Le Soudan a appelé hier à un cessez-le-feu au Darfour. Dans ce qui semble être sa plus sérieuse initiative de paix pour la région, il s'est engagé à désarmer ses milices, les Janjaweed, et il a invité les réfugiés et déplacés à retourner chez eux en leur promettant des indemnités pour les aider à refaire leur vie.

En six années de guerre dans ce vaste désert pétrolifère de l'ouest du Soudan, frontalier du Tchad, quelque 300 000 civils ont été tués et 2,5 millions d'autres ont été chassés de leurs foyers.

 

L'offre, qui n'est pas une déclaration unilatérale de cessez-le-feu, a été faite par le général-président Omar Al-Béchir devant le Forum national sur le Darfour, qui a réuni, à Khartoum, les partis politiques soudanais, des chefs tribaux du Darfour et des émissaires de l'ONU, de la Ligue arabe et de l'Union africaine.

Elle suit les recommandations d'un groupe spécial appelé «Initiative du peuple soudanais», qui a été boycottée par les rebelles du Darfour. Elle sera au centre d'une conférence de paix d'ici fin 2008 au Qatar, médiateur dans le conflit.

L'ONU et le Canada

Le secrétaire général de l'ONU, Ban Ki-moon, a salué l'offre de Khartoum, tout comme le Canada. Ban a fait part de ses «attentes élevées» que le Soudan et les rebelles feront «des progrès concrets» vers un accord de paix au Darfour.

Les rebelles ont aussitôt rejeté l'offre d'Al-Béchir. «On a besoin d'actes, et non de paroles», a dit Abdulwahid Elnur, chef en exil du Mouvement de libération du Soudan (SLM). «Il faut d'abord désarmer les Janjaweed», a-t-il ajouté.

«Ce gouvernement ne cherche pas sérieusement la paix, il prépare la guerre sur tous les fronts», a dit de son côté Suleiman Sandal, commandant de l'autre groupe rebelle, le Mouvement pour la justice et l'égalité (JEM). «Tout cessez-le-feu doit faire partie d'un accord-cadre», a-t-il ajouté.

Les rebelles et des critiques du régime lient l'offre du président soudanais à ses efforts pour éviter les accusations de crimes contre l'humanité et de crimes de guerre portées à son encontre par le procureur de la Cour pénale internationale (CPI).

Ses principaux alliés, la Ligue arabe et l'Union africaine ont demandé au CPI un délai d'un an avant de lancer des poursuites contre Al-Béchir, mais la demande doit venir du Conseil de sécurité de l'ONU.

La Chambre préliminaire de la CPI a demandé le mois dernier au procureur, Luis Moreno-Ocampo, des «éléments supplémentaires à l'appui de certains aspects de sa requête d'un mandat d'arrêt» contre Al-Béchir.

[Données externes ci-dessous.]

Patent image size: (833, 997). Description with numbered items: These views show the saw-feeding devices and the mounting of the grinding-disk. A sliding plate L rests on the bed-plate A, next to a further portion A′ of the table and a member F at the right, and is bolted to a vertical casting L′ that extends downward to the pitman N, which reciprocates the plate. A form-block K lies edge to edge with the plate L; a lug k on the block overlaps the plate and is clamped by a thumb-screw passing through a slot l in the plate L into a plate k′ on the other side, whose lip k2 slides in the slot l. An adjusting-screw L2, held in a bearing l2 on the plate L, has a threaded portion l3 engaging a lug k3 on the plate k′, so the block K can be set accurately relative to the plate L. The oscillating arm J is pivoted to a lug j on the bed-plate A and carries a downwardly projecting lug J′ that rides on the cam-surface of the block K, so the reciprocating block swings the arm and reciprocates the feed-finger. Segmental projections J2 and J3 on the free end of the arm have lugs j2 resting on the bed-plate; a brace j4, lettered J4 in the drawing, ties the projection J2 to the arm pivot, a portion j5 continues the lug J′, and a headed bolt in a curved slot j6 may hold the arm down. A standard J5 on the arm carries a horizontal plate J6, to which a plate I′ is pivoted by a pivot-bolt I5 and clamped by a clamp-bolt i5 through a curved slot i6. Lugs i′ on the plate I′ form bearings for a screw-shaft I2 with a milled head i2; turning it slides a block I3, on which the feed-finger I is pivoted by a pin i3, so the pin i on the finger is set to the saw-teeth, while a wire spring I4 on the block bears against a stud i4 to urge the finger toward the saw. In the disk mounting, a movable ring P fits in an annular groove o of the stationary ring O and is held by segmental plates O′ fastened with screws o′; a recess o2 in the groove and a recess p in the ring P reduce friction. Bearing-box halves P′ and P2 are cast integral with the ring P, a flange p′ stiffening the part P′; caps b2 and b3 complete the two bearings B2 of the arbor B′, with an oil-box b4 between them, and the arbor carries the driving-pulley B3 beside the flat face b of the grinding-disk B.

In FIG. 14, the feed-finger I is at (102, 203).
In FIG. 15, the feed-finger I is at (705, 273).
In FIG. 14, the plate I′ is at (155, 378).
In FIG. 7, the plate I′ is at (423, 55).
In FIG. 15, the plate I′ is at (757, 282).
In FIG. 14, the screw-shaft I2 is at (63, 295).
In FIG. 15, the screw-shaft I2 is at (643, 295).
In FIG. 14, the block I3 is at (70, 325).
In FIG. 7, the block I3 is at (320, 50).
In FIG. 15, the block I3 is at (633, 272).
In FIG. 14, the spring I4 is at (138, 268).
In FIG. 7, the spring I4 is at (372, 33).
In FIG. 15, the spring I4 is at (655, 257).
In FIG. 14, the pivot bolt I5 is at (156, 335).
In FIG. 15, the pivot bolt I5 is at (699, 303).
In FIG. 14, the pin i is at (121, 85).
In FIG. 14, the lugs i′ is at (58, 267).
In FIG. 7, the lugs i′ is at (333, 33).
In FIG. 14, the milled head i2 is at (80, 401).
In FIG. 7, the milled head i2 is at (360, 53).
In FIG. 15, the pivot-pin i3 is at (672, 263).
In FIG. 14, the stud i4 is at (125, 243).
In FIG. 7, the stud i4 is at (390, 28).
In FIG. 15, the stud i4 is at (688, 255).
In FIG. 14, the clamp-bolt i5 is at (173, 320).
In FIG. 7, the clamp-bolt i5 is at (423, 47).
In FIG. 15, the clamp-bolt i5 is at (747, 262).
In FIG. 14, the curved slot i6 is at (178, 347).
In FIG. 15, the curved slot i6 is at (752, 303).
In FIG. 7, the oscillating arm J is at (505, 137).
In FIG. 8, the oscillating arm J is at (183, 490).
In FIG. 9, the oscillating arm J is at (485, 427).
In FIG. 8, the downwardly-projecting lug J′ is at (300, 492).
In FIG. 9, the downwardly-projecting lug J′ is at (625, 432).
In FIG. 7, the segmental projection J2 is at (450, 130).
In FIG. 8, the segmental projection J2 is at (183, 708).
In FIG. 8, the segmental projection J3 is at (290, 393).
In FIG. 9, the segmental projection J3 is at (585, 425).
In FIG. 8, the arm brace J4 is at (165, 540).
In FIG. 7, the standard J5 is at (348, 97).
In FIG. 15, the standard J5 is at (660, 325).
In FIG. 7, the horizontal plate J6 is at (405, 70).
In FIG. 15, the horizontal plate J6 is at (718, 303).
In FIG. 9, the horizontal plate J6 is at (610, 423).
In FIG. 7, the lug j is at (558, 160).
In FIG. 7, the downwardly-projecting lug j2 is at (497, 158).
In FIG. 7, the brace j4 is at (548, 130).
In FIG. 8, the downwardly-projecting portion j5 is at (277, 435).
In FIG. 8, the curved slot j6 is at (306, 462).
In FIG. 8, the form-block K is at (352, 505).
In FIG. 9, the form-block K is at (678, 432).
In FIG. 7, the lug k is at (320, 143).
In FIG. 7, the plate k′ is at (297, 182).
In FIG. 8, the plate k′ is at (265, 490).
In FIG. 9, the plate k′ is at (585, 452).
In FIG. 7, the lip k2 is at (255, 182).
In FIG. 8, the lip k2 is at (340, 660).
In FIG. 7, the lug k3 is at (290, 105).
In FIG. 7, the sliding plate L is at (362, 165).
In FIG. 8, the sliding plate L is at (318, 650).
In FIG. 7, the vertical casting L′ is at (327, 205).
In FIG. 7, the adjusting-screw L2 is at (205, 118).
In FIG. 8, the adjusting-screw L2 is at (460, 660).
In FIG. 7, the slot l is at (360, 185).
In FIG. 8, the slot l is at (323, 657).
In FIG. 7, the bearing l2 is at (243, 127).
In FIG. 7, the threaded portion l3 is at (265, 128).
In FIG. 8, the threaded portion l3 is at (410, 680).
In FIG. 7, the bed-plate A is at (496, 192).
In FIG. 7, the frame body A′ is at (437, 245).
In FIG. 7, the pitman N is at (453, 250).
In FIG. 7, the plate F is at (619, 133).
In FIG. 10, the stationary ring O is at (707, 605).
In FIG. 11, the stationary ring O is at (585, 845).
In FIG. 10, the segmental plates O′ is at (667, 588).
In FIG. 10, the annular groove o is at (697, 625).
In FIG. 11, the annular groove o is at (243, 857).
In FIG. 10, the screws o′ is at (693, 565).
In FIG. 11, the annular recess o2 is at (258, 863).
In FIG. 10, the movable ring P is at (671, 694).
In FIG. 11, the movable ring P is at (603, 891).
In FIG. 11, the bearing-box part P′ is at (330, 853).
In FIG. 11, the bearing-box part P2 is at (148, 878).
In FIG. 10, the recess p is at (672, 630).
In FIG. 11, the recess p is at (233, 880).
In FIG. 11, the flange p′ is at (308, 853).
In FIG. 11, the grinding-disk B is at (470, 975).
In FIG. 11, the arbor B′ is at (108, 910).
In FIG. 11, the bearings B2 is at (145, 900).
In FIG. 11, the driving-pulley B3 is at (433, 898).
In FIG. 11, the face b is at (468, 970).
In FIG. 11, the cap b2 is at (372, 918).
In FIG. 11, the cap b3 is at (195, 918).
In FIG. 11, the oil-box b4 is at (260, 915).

Outre les pressions qu'exerce sur lui le dossier de la CPI, Omar Al-Béchir a agi à la faveur d'un tournant crucial cette semaine: la normalisation diplomatique avec le Tchad voisin, accompagnée d'un échange de diplomates dimanche.

Cela promet de mettre fin à l'appui du Tchad aux rebelles soudanais du Darfour; en retour, le Soudan cesserait son soutien aux rebelles tchadiens opérant depuis le Darfour.